Man saß wieder in Grilechers Zimmer, und Grilecher hielt Katz seine Zigarrenkiste hin.

»Ich danke, Herr Grilecher. Ich will grade nicht behaupten, daß Sie mich als aufsteigende Konkurrenz vergiften wollen. Aber praktisch läufts darauf hinaus.«

Katz lachte und Grilecher auch: »Es kommt wohl daher, ich habe kleiner angefangen als Sie. Sie erbten gleich ein Vermögen.«

»Und Sie hinterlassen mehr wie ich«, sagte Katz halb ironisch, halb höflich.

Braß kam herein. Auf der Stirne saßen ihm nasse Tropfen. »Sind das noch Angsttropfen aus Berlin oder haben Sie sich so beeilt?« fragte Katz.

»Beides«, brummte Braß, und er fing an zu berichten.

»Ich habe die nötigen Gänge gemacht und fünf Tage verhandelt. Die Banken sind über Neveling wohl orientiert und haben seine Laufbahn in den Akten besser als eine Kriminalpolizei, sogar sein Bild liegt bei. Sie wußten schon, daß Neveling beabsichtigt, der Lothringisch-Rheinischen Gesellschaft die fünf neuen Zechen anzugliedern, aber sie bezeichneten es als unumstößlich, daß Neveling die Mehrheit der fünf Zechen bereits habe.
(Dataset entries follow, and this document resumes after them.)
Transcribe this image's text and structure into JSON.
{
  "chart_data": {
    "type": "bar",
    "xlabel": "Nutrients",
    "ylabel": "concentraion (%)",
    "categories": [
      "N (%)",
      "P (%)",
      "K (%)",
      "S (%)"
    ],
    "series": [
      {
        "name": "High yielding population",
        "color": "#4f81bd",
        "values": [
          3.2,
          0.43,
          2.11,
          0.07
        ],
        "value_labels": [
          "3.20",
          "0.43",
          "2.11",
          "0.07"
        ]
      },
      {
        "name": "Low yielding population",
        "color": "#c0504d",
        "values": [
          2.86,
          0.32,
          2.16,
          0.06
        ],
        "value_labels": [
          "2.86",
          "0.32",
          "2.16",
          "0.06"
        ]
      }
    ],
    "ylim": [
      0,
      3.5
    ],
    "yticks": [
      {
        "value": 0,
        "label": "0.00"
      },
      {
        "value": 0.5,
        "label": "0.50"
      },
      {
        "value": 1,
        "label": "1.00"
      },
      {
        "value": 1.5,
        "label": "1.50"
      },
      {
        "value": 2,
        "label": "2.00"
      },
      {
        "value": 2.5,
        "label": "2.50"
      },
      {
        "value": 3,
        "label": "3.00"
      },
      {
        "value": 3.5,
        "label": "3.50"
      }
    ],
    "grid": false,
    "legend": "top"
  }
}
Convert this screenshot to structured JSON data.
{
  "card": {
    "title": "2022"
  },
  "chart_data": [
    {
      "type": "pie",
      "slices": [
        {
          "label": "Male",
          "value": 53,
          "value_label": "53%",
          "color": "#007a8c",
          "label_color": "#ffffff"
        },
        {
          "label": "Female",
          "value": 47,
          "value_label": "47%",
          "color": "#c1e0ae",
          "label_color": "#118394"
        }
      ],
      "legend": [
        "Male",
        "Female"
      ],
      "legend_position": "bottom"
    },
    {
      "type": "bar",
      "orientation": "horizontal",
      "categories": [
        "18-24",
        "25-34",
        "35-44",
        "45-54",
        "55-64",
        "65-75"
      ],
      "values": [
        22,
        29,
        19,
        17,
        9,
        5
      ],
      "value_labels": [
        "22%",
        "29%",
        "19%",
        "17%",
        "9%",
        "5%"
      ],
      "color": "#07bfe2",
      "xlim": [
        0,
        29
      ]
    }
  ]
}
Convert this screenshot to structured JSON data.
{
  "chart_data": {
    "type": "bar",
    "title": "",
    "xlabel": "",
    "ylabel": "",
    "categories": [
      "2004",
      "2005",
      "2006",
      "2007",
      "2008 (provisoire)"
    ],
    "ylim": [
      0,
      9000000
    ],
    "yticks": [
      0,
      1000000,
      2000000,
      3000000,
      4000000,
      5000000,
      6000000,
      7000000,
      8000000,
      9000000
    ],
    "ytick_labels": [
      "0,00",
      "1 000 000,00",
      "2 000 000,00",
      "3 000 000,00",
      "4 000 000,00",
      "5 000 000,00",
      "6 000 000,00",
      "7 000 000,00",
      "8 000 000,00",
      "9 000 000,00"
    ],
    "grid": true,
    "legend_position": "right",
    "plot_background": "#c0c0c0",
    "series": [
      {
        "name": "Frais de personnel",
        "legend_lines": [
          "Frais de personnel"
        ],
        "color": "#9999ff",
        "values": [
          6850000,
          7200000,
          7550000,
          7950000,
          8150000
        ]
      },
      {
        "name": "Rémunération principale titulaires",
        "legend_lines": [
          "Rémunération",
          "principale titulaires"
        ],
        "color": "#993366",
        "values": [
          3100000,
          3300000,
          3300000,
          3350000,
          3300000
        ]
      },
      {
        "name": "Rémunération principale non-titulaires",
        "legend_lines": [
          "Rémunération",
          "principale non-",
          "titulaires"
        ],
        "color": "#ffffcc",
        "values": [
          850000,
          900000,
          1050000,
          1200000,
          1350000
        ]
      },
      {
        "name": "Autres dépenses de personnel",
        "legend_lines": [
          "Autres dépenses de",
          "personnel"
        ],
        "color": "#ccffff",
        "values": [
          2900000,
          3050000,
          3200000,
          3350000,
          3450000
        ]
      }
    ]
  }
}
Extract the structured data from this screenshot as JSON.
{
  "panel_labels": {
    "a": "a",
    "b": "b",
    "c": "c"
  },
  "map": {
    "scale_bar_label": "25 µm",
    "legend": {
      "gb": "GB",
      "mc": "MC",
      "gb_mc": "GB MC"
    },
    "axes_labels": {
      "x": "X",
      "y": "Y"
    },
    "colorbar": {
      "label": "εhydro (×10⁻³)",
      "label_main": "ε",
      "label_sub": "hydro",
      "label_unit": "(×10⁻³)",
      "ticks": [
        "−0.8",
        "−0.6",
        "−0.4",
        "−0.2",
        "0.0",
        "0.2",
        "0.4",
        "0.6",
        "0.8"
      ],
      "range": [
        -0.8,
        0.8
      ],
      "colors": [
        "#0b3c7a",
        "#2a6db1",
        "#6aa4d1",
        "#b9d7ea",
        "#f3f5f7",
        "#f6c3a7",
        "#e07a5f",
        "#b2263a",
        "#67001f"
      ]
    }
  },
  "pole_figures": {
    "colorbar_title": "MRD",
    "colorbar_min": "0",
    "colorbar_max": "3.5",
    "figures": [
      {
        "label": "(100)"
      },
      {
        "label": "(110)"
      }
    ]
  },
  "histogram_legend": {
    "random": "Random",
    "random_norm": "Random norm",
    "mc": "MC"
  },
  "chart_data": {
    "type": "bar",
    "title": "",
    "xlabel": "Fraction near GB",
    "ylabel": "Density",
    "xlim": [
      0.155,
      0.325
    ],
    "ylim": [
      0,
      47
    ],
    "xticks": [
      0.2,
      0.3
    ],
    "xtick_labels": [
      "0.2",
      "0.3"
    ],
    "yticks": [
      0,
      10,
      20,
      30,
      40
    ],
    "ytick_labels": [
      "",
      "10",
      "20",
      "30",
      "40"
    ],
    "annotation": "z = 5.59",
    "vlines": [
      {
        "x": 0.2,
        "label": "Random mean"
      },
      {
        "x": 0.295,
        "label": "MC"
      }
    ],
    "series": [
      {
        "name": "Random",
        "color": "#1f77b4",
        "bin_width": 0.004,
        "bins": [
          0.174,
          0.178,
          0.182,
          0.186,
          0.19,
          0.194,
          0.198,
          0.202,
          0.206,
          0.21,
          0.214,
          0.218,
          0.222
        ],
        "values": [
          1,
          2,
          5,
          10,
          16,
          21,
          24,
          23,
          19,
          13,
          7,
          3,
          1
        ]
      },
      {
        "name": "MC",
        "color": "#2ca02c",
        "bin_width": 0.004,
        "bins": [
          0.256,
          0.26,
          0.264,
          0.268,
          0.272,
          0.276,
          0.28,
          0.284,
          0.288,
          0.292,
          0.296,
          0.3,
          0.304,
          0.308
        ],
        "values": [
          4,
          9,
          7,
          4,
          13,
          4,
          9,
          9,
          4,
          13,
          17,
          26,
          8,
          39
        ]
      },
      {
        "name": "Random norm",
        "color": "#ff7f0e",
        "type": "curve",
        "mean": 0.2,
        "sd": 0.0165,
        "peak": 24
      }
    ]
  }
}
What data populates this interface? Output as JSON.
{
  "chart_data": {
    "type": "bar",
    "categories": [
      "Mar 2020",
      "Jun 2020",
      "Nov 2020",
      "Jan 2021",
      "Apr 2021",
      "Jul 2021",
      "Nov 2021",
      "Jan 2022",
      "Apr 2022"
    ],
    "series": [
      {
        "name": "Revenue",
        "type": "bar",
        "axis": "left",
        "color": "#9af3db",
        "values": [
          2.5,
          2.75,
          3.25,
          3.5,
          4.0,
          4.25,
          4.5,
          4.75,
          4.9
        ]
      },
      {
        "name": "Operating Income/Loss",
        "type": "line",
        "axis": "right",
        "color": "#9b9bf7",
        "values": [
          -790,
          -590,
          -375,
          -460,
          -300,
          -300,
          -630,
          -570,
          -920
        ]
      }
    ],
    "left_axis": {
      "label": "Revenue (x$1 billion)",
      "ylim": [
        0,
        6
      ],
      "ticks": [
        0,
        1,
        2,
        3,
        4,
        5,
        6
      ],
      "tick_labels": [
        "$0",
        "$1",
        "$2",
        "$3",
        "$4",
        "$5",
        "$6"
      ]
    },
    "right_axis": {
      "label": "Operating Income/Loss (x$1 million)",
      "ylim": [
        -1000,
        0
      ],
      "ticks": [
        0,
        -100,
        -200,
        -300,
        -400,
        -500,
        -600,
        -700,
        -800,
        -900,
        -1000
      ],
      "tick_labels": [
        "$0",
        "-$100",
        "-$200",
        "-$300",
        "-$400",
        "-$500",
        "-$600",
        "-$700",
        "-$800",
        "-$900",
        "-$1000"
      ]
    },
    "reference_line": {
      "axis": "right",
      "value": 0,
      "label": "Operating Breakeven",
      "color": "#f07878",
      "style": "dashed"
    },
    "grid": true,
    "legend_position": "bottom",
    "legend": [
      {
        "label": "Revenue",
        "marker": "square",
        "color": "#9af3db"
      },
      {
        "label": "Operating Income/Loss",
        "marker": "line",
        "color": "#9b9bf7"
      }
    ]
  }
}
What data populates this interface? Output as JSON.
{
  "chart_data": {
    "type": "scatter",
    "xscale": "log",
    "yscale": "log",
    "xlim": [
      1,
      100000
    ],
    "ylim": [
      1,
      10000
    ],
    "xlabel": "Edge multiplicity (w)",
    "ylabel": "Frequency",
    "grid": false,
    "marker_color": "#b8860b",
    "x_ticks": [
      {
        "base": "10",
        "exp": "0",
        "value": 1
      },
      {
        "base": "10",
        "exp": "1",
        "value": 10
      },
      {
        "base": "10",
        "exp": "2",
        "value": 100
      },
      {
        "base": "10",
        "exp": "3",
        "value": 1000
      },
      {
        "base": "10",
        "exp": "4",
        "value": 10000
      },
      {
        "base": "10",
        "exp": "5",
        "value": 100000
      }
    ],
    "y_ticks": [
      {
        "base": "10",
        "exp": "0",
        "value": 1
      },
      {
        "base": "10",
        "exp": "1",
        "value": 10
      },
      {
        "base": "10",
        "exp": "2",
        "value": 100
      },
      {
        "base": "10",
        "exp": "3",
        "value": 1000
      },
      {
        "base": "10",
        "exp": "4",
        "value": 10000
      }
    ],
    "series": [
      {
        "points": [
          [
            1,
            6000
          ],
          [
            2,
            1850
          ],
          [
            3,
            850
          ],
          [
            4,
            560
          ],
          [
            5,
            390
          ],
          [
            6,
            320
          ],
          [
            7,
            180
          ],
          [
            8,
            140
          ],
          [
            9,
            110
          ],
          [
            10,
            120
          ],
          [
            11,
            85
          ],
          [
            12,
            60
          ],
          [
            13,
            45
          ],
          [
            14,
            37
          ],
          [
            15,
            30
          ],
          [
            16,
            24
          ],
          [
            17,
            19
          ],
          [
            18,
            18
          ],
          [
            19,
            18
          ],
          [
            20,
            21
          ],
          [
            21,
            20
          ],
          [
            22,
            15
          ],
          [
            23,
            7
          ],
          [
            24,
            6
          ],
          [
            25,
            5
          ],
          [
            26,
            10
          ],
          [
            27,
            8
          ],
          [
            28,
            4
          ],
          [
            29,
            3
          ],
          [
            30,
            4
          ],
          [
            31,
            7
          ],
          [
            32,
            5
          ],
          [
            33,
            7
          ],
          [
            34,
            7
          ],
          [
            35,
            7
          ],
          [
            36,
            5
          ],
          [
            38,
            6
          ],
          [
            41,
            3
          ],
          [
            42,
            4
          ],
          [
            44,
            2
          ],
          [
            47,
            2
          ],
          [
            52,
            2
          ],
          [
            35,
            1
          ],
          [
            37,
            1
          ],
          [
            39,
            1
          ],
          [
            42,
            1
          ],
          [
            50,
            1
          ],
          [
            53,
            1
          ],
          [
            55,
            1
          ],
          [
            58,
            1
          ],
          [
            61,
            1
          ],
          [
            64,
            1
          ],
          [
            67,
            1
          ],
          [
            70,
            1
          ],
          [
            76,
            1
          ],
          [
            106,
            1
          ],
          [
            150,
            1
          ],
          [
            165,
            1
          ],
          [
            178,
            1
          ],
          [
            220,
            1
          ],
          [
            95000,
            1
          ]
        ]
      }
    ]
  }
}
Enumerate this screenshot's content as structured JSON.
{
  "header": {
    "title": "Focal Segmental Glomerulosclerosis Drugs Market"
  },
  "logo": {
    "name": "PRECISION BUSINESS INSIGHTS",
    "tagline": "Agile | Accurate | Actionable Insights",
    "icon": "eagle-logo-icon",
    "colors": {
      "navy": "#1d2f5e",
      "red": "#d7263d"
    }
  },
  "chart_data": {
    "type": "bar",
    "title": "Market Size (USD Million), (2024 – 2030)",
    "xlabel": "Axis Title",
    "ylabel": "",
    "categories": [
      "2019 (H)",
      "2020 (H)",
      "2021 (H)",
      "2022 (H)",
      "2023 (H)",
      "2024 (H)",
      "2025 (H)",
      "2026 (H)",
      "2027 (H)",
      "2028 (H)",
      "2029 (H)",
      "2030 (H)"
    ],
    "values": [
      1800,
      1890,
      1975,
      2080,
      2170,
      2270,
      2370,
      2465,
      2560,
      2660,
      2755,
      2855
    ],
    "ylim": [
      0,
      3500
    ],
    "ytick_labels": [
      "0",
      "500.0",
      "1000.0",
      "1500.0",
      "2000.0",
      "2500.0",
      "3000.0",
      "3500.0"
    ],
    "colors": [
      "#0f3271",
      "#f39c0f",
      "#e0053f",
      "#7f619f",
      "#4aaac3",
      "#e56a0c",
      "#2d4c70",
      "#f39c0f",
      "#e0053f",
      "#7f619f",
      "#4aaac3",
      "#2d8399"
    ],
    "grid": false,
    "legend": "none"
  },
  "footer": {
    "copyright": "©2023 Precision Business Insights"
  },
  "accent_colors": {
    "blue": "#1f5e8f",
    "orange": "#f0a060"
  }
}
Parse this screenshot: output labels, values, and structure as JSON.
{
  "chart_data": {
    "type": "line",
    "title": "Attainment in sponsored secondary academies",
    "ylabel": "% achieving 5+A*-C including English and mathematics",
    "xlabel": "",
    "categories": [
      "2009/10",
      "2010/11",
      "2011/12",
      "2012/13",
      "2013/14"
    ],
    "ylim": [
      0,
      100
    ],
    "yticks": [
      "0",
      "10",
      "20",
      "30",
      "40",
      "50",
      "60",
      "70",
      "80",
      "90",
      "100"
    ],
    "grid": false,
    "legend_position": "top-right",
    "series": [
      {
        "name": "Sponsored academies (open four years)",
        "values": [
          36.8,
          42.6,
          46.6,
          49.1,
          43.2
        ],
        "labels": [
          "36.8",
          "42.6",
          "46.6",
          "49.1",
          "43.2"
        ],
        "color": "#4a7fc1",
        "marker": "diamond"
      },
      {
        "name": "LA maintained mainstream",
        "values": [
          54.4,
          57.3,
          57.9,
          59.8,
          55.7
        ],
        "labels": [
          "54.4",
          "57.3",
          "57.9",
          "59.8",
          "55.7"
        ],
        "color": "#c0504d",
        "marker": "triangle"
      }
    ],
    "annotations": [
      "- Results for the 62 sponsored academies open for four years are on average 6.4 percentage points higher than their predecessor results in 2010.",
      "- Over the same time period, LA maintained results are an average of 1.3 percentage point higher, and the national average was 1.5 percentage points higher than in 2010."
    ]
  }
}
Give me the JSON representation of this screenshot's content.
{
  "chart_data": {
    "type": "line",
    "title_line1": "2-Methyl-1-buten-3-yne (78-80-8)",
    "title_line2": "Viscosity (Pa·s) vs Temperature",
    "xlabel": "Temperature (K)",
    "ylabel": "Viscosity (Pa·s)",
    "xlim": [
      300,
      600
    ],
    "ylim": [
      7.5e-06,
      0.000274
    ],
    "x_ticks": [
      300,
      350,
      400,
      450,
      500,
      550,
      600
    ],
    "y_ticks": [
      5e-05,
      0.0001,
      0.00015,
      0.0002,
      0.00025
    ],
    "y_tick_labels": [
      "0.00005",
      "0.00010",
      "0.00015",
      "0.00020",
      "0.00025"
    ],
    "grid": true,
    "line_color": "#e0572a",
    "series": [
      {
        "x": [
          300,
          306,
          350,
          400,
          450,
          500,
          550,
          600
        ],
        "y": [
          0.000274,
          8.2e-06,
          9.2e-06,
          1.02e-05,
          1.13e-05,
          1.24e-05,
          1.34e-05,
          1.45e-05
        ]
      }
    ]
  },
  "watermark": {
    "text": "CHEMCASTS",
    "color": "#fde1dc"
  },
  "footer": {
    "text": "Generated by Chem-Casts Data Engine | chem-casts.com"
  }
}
Es schien mir, als wenn einige der Banken sogar Anteile der Zechen an Neveling verkauft und daran schwer eingestrichen hätten.«

Grilecher flog in die Höhe: »Ist denn dieser Junge allmächtig oder toll?« rief er. »Dann können wir nur noch die Sache retten, wenn wir in der Generalversammlung der Lothringisch-Rheinischen Gesellschaft auftreten und den Ankauf ablehnen.«

Seinem Ehrgeiz war es unerträglich, daß in seinem engsten Bezirk ein junger Habenichts anfing, ohne Mitwirkung seiner, der größten Bank des Landes riesige Finanzoperationen zu machen; das griff ihm an das Herz, denn wenn das Beispiel glückte, waren alle Banken überflüssig; das kam gleich hinter Auflehnung gegen Gott.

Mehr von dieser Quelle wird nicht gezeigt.